En ce doux moi de mai 2012, Ecranbis.com a slalomé entre les ponts pour poser quelques vicieuses questions à Julien Maury et Alexandre Bustillo, heureux géniteurs de Livide qui sort en ce moment en Bluray et DVD....

Bonjour Julien et Alexandre, on commence par une question pour Mr Bustillo. On te l'a sans doute déjà posé un million de fois, mais passer de la critique à la réalisation, c'est un rêve pour beaucoup...On pourrait dire un rêve terrifiant. Est-ce que dans la façon dont tu as co-réalisé «Livide», ton passé de journaliste est rentré en compte ? Si oui comment ? Et du coup quel rapport as-tu aux critiques de "Livide" ? 

Oui, le terme « rêve terrifiant » est assez juste, car lorsque tu as été critiques de films pendant des années, tu te dis, à l’aube d’en faire un dans des conditions professionnelles, que tu vas être à ton tour soumis à la critique. Un juste retour des choses. Critique et réalisateur sont deux boulots biens distincts, même si l’un nourrit l’autre, d’une façon ou d’une autre. Mais de là à dire que mon passé de journaliste est rentré en compte dans ma façon de co-réaliser…honnêtement, je ne sais pas. Concernant les critiques, c’est simple : je suis comme tout le monde, j’aime les bonnes, les mauvaises m’emmerdent, sauf si elles sont intelligemment faites, comme ce fut le cas concernant celle de l’un de mes collègues de Mad Movies, mais elles m’emmerdent cinq minutes. Idem pour la galvanisation entrainée par les bonnes. On lit, on dit « cool » ou « fait chier » et on passe à autre chose.

On a l'impression que le cinéma de genre français se roule souvent dans les draps du «conte fantastique». On se souvient de Saint Ange, Le village des ombre, Derrière les murs...Et maintenant votre bobine. Comment expliquez-vous que la création de notre beau petit pays ne fonce pas tête baissée dans un cinéma d'exploitation pur jus ? Qu'est- ce qui vous a poussé sur ces rails là ? 

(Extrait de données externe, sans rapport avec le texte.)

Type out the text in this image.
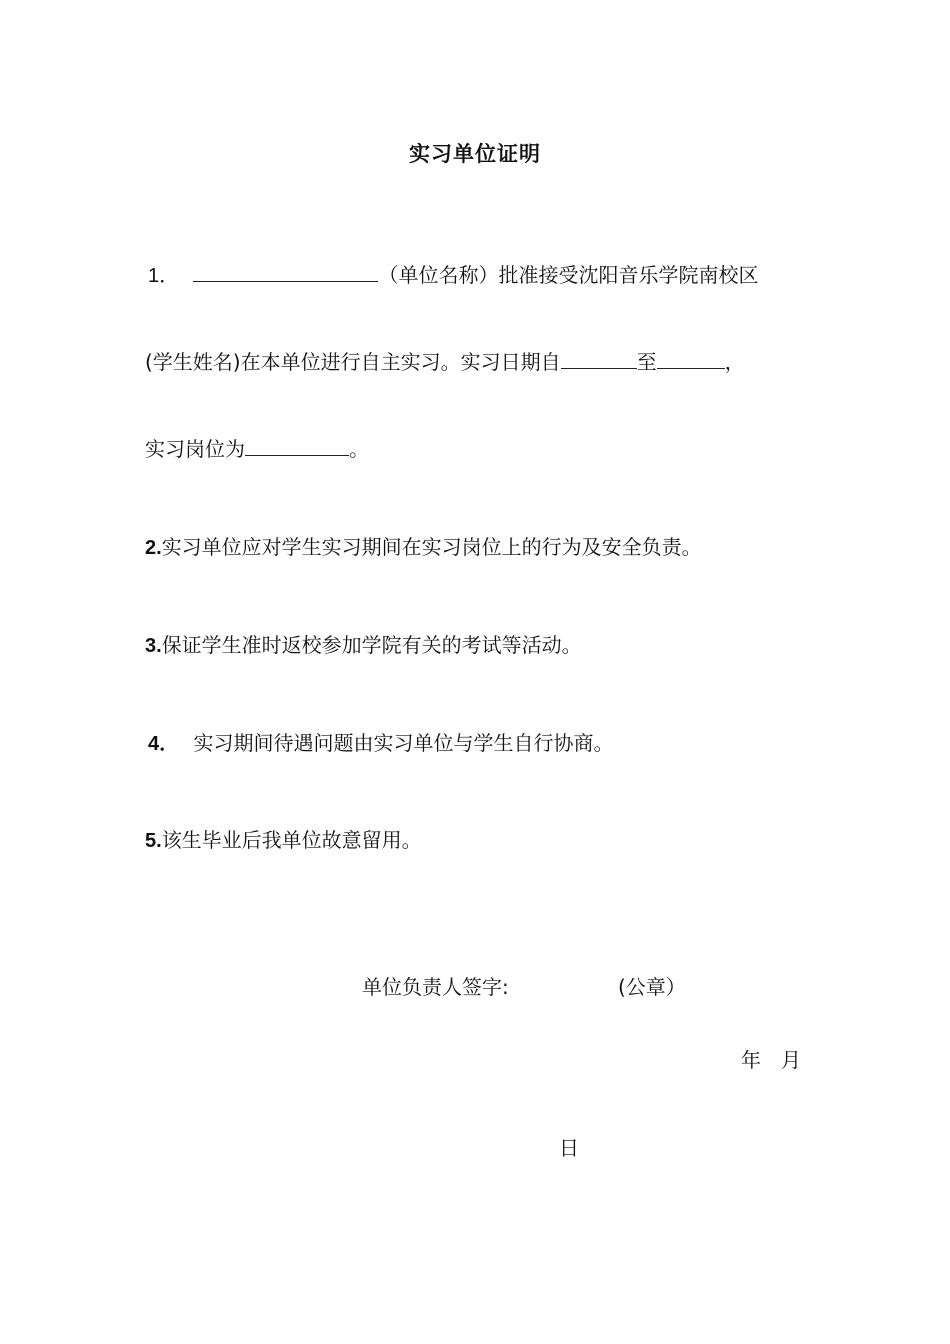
实习单位证明
1．	（单位名称）批准接受沈阳音乐学院南校区
(学生姓名)在本单位进行自主实习。实习日期自	至	，
实习岗位为	。
2.实习单位应对学生实习期间在实习岗位上的行为及安全负责。
3.保证学生准时返校参加学院有关的考试等活动。
4． 实习期间待遇问题由实习单位与学生自行协商。
5.该生毕业后我单位故意留用。
单位负责人签字:	(公章）
年 月
日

Concernant Livide, on ne s’est pas dit « faisons tel genre de film ». Non, on a juste imaginé une histoire qui, s’il fallait la cataloguer, entrerait dans cette catégorie du « conte fantastique ». Tout comme A l’Intérieur, qui se réclamait ouvertement du slasher américain, cinéma d’exploitation pur jus par excellence. Pour nous, tout découle donc de nos histoires.
Pour l’exemple, nous venons de finir un scénario qui n’entre dans aucune des deux catégories citées plus haut.

D'ailleurs que pensez-vous du cinéma fantastique français ? Seriez -vous du genre à militer le genre «Made in France» ? Ou seriez-vous partant pour la Green Card et /ou comme Aja, la réalisation de films américains en Amérique ? 

Bien sur que nous sommes de fervents partisans du genre made in France. Artistiquement, nous avons dans notre pays tout le talent nécessaire, que ce soit en matière de direction artistique ou de SFX pour faire des films artistiquement recevables. Mais il est hélas de plus en plus difficile de trouver des producteurs prêts à se lancer dans l’aventure, les exploitants leur savonnant bien la planche au passage. Nous, on rêverait de faire toute notre carrière en France, un peu à la façon d’un Chabrol version horreur. Mais si nous n’avons pas le choix, on ira là où l’on veut bien de nous…

J'ai cru comprendre dans le dossier de presse et dans le making of que vous revendiquiez l'influence d'Argento. En regardant Livide, je me disais qu'il y avait quelque chose de très « ean Rollin» dans votre film...Ce qui est loin d'être un critique... Quelles sont donc vos influences les plus secrètes ?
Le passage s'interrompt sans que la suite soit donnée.